Vivvy shrugged, stared up into the brilliant starry sky. “They think I don’t understand them. They’re actors. It’s hard for them to think beyond themselves.” She wasn’t quite sure why there was sadness tugging at her. She hadn’t felt sadness at that lack of connection since she was a child trying to convince her parents to stay in one place. “We mainly lead separate lives now. No angst. No argument.”

“Which would be the complete opposite of the Harringtons. Too alike to get along, too stubborn to get out of each other’s way. Loud, lots of angst and argument.” He smiled, but the opposite image didn’t cheer her up any, not after watching the way Nate’s mother talked to him. That was sadder than cold distance and a few honest comments.
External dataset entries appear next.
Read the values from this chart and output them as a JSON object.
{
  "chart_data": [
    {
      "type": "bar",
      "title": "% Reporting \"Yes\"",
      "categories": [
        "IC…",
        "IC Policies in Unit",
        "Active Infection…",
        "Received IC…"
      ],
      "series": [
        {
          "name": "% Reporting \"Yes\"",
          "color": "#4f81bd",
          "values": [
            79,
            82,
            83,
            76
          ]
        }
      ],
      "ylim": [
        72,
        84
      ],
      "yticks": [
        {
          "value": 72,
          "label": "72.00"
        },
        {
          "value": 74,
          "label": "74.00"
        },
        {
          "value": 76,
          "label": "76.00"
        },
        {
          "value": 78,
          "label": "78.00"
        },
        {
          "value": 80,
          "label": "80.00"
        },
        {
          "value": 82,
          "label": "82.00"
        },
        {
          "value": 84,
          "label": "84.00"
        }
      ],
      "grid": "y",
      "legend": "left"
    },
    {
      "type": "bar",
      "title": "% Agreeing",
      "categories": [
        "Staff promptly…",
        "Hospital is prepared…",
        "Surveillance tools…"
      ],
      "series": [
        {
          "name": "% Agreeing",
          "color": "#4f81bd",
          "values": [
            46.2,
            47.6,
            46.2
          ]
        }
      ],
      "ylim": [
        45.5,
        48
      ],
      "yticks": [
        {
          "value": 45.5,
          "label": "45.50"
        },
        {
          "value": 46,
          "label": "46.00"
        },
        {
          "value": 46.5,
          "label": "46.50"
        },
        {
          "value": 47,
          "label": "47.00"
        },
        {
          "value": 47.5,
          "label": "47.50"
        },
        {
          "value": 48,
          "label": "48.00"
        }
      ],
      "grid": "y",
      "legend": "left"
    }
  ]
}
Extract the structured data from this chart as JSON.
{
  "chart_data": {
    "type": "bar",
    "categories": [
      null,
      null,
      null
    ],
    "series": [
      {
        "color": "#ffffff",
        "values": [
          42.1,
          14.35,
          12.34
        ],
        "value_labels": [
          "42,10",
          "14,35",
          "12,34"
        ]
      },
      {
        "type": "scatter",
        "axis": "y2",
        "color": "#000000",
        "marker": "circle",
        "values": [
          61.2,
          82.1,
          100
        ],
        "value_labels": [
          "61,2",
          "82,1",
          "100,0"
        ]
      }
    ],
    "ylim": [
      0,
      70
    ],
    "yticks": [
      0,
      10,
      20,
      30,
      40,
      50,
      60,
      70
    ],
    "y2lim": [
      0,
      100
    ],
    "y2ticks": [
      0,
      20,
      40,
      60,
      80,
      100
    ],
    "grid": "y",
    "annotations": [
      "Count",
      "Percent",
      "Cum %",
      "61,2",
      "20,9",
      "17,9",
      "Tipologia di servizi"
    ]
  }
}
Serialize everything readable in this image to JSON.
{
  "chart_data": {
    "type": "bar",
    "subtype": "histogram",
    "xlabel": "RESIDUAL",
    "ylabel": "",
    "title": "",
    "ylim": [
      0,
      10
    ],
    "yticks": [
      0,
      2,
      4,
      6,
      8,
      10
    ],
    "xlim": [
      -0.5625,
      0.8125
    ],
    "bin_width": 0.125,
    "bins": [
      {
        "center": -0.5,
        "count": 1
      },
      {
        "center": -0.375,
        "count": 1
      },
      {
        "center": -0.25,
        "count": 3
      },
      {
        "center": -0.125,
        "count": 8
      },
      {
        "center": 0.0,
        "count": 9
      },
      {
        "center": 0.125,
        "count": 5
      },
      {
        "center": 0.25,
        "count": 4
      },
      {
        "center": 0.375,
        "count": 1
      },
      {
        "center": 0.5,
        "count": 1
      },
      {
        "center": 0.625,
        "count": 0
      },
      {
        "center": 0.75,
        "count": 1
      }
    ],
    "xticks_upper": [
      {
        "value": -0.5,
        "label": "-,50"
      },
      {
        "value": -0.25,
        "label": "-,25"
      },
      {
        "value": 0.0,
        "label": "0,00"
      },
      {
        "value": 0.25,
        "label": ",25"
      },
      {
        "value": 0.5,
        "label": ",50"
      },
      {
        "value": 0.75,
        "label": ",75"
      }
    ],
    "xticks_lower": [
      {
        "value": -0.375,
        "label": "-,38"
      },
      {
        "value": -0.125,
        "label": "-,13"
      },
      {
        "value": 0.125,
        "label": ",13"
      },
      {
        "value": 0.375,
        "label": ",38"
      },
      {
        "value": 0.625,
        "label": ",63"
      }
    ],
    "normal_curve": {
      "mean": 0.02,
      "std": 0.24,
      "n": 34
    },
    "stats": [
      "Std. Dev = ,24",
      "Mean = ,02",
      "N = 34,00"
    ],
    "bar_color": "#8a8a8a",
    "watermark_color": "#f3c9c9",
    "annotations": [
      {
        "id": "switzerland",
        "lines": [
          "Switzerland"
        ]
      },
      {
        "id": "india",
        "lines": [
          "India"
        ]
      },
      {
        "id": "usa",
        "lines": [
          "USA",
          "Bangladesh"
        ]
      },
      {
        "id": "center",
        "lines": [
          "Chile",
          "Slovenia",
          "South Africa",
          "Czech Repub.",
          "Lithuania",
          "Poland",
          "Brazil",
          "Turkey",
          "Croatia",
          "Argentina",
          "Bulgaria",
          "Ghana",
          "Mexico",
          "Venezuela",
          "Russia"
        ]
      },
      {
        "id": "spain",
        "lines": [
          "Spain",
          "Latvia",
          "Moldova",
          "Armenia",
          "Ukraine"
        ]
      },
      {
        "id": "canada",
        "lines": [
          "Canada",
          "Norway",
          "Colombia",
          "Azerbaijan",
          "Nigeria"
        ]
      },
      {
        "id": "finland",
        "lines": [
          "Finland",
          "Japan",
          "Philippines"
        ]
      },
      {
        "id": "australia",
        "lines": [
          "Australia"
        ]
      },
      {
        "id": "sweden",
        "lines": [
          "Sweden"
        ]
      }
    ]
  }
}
She attempted the smile to make him feel better. “Oh, let me guess, at Christmas you all sit around holding hands watching
It’s A Wonderful Life
?”

Nate leaned forward, laughter echoing into the still night. “Now, that would be a sight. Let’s see. Harrington Christmas. Well, there was the one year Dad brought one of his girlfriends.”

“He did not.”

“Just as casual as you please. As if it was totally normal. Which from a kid’s perspective was still better than all the Christmases he promised huge presents and then didn’t show up.”

Nate was trying to be flip about it, but there was a bitterness there, an anger simmering under it all.

“Why don’t they get divorced?”

“Who the hell knows?” Nate took a long drink from his beer. “I guess they enjoy making each other miserable.”

Vivvy leaned back. The mood had fizzled considerably. She couldn’t imagine a life like Nate described. Her parents’ drama had ended the minute she’d left home. If she wasn’t going to soothe their tantrums or pet their egos, they had no use for her.

Cold, detached, unloving.

The businesslike detachment seemed preferable when compared to Nate’s dysfunction, even if he had a much easier way with emotion than she did. Vivvy had had a few uncomfortable moments when she had realized her parents would never love her like parents on TV loved their children, but then she had moved on. No emotional confrontations or mean arguments necessary. A few times the whole lack of emotion had been thrown in her face by the men she’d been dating, and then she’d moved on and learned to keep things casual and at arm’s length ever since.